June 5, 2012
by Canadian Architect
On May 25, 2012, His Excellency the Right Honourable David Johnston, Governor General of Canada, invested Bruce Kuwabara of Toronto, Ontario, as an Officer of the Order of Canada.
According to the Office of the Secretary to the Governor General, “Bruce Kuwabara has shaped our built landscape in lasting ways. A founding partner of KPMB Architects, he has earned public and critical acclaim for such projects of national significance as Canada’s National Ballet School, the Canadian Museum of Nature, the TIFF Bell Lightbox for the Toronto International Film Festival and Manitoba Hydro Place. Committed to raising the profile of Canadian architecture, he has taught at the University of Toronto and at Harvard University. He continues to act as an advocate for excellence in architecture, urbanism and sustainable design.”
Bruce Kuwabara is one of Canada’s leading architects and a recipient of the Royal Architectural Institute of Canada (RAIC) Gold Medal. Throughout his career, he has been dedicated to raising Canadian standards in architecture and urbanism by integrating design excellence and innovation, city building and sustainable design. He was the design architect for Manitoba Hydro Place in Winnipeg, the first and only large office tower in Canada to achieve LEED Platinum Certification, to winning design competitions for civic architecture including Kitchener City Hall, Richmond City Hall, the Canadian Embassy in Berlin and Vaughn City Hall.
Kuwabara is a graduate of the University of Toronto. Prior to founding Kuwabara Payne McKenna Blumberg Architects with his partners Thomas Payne, Marianne McKenna and Shirley Blumberg in 1987, he worked for two prominent architects, George Baird and then Barton Myers. He is the first chair of the Waterfront Design Review Panel for Waterfront Toronto, and a member of the board of directors of the Canadian Centre for Architecture in Montreal.
He is currently design architect for the Remai Art Gallery of Saskatchewan, the Departments of Economics and International Initiatives at Princeton University, the new Kellogg School of Management at Northwestern University, the Global Centre for Pluralism for the Aga Khan Foundation, and the Athletes’ Village for the 2015 Pan/Parapan American Games.
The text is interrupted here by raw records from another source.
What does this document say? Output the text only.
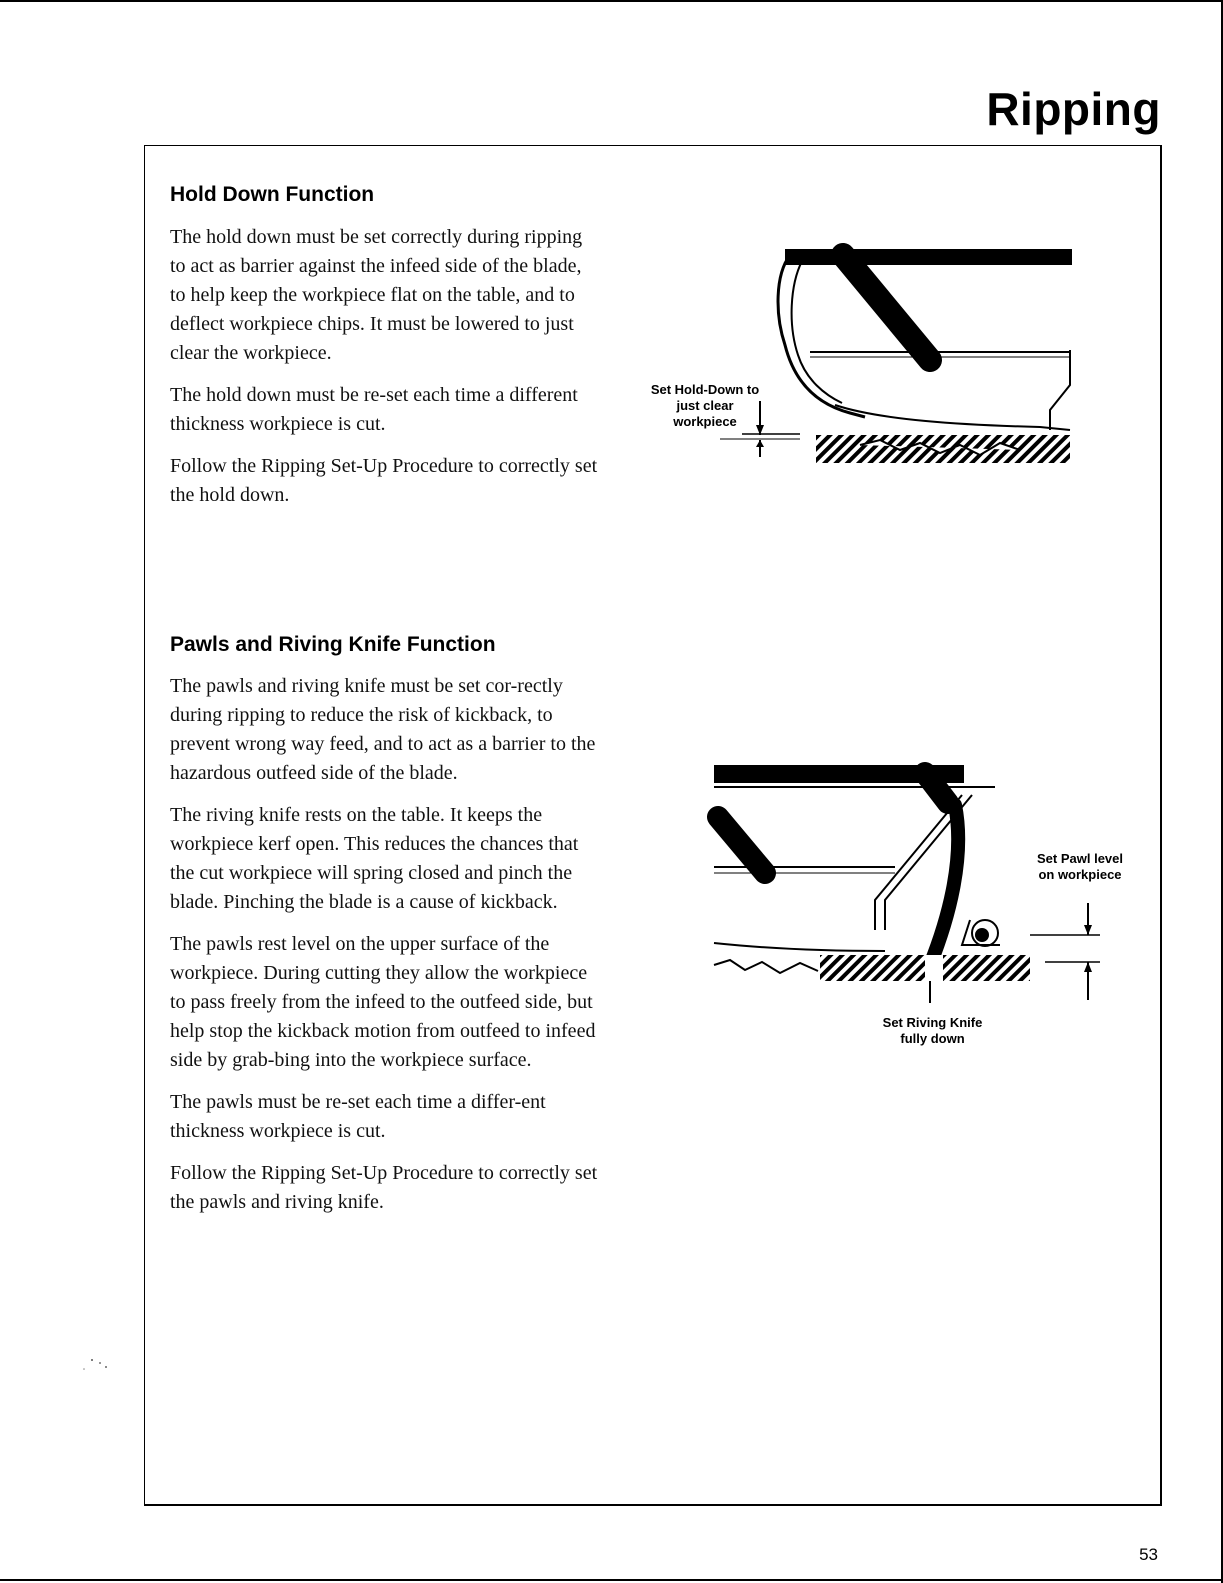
Ripping
Hold Down Function

The hold down must be set correctly during ripping to act as barrier against the infeed side of the blade, to help keep the workpiece flat on the table, and to deflect workpiece chips. It must be lowered to just clear the workpiece.

The hold down must be re-set each time a different thickness workpiece is cut.

Follow the Ripping Set-Up Procedure to correctly set the hold down.

Set Hold-Down to
just clear
workpiece
Pawls and Riving Knife Function

The pawls and riving knife must be set cor-rectly during ripping to reduce the risk of kickback, to prevent wrong way feed, and to act as a barrier to the hazardous outfeed side of the blade.

The riving knife rests on the table. It keeps the workpiece kerf open. This reduces the chances that the cut workpiece will spring closed and pinch the blade. Pinching the blade is a cause of kickback.

The pawls rest level on the upper surface of the workpiece. During cutting they allow the workpiece to pass freely from the infeed to the outfeed side, but help stop the kickback motion from outfeed to infeed side by grab-bing into the workpiece surface.

The pawls must be re-set each time a differ-ent thickness workpiece is cut.

Follow the Ripping Set-Up Procedure to correctly set the pawls and riving knife.

Set Pawl level
on workpiece
Set Riving Knife
fully down
53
Born in Hamilton to Japanese-Canadian parents who were interned in Vancouver during World War II, along with 26,000 people of Japanese descent, Kuwabara has sought meaningful commissions and opportunities to contribute to the communities and institutions which shaped his experience, including the design of the Japanese Canadian Cultural Centre in Toronto and ongoing teaching and fundraising for the Daniels Faculty of Architecture, Landscape and Design at the University of Toronto.
Kuwabara says “The Order of Canada reinforces my commitment to express the unique qualities of Canada through architecture and to contribute to building an open world full of promise for future generations.”